LES ENVIRONS DE KIRMAN COMPTENT QUELQUES MAISONS DE THÉ (page [318]).—D'APRÈS UNE PHOTOGRAPHIE.

La secte des Cheikhis a, quoiqu'on ait soutenu le contraire, des vues identiques à celle des Babis. Elle a été fondée par Cheikh-Ahmad, d'Ahsa ou Lahsa, dans les îles Bahreïn, qui naquit aux environs de 1750. La secte compte environ 7 000 adeptes dans la province de Kirman et 50 000 en Perse. Son chef actuel est Hadji-Mohammed-Khan, un homme d'apparences distinguées, de manières charmantes, possédant une connaissance du monde extérieur qui rend sa société très agréable, et entièrement dégagé de tout fanatisme.

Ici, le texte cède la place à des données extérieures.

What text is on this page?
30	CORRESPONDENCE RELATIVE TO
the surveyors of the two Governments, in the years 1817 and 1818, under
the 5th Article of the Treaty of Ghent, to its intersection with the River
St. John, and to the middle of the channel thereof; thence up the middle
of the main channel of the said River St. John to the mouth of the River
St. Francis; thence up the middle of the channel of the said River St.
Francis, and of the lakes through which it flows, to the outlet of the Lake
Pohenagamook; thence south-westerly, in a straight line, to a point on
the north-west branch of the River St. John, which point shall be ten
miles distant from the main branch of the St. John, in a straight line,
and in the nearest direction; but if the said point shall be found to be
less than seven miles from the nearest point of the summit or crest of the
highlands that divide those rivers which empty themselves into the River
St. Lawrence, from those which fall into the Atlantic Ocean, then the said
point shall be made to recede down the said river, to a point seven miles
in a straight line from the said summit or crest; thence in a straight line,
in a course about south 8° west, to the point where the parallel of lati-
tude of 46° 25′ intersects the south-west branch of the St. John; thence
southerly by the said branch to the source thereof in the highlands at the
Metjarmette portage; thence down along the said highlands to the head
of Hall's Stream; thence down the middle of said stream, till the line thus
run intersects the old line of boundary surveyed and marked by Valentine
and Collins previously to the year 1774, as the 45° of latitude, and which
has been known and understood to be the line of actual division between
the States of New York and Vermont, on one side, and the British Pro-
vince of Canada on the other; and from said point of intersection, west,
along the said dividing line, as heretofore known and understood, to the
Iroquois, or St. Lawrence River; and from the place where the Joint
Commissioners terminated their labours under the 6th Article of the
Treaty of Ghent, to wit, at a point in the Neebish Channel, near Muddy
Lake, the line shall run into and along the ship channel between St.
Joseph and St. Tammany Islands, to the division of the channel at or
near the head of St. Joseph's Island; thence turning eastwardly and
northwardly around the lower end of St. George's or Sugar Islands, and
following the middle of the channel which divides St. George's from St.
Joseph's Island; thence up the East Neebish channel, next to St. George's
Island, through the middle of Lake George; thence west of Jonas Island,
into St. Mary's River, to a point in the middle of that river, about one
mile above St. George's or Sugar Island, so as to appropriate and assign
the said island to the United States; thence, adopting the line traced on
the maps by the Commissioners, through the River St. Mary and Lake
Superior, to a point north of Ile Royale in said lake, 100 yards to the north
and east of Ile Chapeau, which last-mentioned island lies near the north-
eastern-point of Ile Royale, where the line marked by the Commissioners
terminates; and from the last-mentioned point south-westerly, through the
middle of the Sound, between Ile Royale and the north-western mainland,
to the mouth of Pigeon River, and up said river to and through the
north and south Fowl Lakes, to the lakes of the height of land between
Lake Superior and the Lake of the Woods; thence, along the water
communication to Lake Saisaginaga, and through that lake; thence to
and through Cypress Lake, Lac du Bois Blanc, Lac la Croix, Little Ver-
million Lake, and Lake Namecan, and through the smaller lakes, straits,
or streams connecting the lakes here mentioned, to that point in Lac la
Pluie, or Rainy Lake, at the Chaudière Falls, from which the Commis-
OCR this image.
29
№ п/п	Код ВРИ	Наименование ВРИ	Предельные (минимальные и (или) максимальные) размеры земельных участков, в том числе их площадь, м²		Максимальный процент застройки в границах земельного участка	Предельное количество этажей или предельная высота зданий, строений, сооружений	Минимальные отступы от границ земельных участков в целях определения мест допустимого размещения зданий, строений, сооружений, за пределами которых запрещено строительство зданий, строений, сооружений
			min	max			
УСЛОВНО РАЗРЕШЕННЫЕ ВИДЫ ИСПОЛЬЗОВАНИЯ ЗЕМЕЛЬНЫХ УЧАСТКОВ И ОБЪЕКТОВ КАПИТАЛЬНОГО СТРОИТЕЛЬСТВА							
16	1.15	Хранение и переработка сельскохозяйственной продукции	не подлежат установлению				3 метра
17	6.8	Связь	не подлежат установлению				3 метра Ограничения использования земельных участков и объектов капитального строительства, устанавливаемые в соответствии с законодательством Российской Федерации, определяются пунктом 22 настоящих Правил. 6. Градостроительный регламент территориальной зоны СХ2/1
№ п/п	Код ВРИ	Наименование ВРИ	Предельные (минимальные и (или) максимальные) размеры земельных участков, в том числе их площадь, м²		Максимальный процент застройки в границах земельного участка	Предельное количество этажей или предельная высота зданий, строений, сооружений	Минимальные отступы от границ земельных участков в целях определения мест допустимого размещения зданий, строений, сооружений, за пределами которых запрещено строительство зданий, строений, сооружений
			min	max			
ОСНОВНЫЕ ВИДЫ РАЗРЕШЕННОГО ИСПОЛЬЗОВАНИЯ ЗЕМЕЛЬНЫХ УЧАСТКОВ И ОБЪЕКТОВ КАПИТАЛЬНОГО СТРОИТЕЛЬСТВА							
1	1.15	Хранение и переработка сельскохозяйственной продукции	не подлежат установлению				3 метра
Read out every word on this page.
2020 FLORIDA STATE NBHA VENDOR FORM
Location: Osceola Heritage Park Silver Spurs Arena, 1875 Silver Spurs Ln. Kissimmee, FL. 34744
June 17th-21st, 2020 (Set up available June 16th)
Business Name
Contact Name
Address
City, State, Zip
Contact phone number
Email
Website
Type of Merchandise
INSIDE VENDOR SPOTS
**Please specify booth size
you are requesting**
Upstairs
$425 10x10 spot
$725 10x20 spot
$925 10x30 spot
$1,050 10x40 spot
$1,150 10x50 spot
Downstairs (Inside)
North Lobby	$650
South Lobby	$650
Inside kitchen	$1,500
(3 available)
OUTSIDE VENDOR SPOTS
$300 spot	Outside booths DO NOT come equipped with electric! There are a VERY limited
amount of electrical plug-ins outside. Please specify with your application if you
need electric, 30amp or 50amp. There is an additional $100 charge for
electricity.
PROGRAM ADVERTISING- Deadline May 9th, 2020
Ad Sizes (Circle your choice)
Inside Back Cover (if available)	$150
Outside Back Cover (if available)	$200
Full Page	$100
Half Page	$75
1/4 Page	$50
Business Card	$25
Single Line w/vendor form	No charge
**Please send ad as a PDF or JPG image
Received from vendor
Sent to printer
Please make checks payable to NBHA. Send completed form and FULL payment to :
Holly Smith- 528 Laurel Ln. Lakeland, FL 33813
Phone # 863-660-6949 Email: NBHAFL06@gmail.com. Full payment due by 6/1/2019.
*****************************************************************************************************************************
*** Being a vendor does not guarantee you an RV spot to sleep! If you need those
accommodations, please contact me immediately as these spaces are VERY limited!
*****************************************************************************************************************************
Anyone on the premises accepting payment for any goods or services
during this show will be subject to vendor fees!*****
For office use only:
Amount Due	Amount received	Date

Les Juifs de Kirman sont dans une condition misérable; ce sont de petits commerçants, d'une rapacité absurde, assimilant l'extorsion au profit. C'est un rameau d'une colonie plus nombreuse, établie à Yezd, et qui doit être venue de Bagdad.

Les Zoroastriens, intéressants par la survivance d'un très ancien culte, le sont aussi par la pureté de leur sang. Ce sont des Iraniens authentiques, sans ce mélange de sang arabe, mongol et turc, que des invasions successives ont apporté en Perse. Ils forment une race plus belle et plus saine que leurs coreligionnaires musulmans; leurs coreligionnaires de Bombay offrent un exemple de la détérioration physique que produit sûrement le climat de l'Inde.

Au point de vue industriel, Kirman était, jusqu'à une date toute récente, spécialement célèbre pour ses châles, mais actuellement elle l'emporte par les tapis. Ces produits sans rivaux de ses métiers sont tissés en soie et laine, et leur finesse, leurs couleurs brillantes, en font incontestablement les plus remarquables que le monde ait vus; tout autre paraît commun à côté d'eux. Les modèles sont très anciens, et évidemment antérieurs au mahométisme; des figures humaines y sont fréquemment représentées, mais ce sont surtout les fleurs stylisées qui en constituent le dessin; et le mélange de leurs couleurs est admirable.

UNE «TOUR DE LA MORT» OU LES ZOROASTRIENS EXPOSENT LES CADAVRES.—D'APRÈS UNE PHOTOGRAPHIE.